Inventory Turnover and GMROI Dashboard Prompt

Prompt

You are a retail finance manager preparing the inventory productivity dashboard.

Inventory data:
[PASTE: Category | Beginning inventory at cost | Ending inventory at cost | Net sales | COGS | Gross margin $ | Gross margin %]

Calculate:
1) Average inventory at cost = (Beginning + Ending) ÷ 2
2) Inventory turns = COGS ÷ Average inventory at cost (annualize if period is less than full year)
3) Days inventory outstanding (DIO) = 365 ÷ Turns
4) GMROI = Gross margin $ ÷ Average inventory at cost
5) Benchmark comparison — general retail: target GMROI 2.0–3.0 / apparel: 1.5–2.5 / grocery: 3.0+

Output: Inventory productivity dashboard. Turns and GMROI by category vs. benchmark. Capital tied up in underperforming categories. Categories where inventory investment should increase or decrease.

Why it works

GMROI (gross margin return on inventory investment) is the single metric that combines margin performance and inventory productivity — a category with high turns but poor margin produces less GMROI than a category with moderate turns and good margin.
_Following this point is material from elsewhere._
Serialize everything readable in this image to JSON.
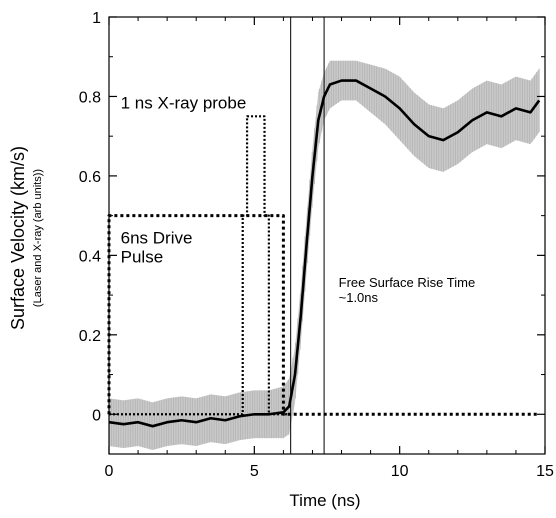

Calculating both turns and GMROI by category exposes the categories that are consuming cash without generating sufficient return. Annualising the metrics makes them comparable across periods of different lengths.

Watch out for

GMROI comparisons between departments or stores are only meaningful if gross margin is calculated consistently — ensure markdowns, shrinkage, and freight are treated the same way across all categories. Also note that GMROI benchmarks vary significantly by retail category: a grocery department GMROI of 3.0 is excellent, while a jewellery department GMROI of 3.0 is poor. Use category-specific benchmarks rather than a single company-wide target.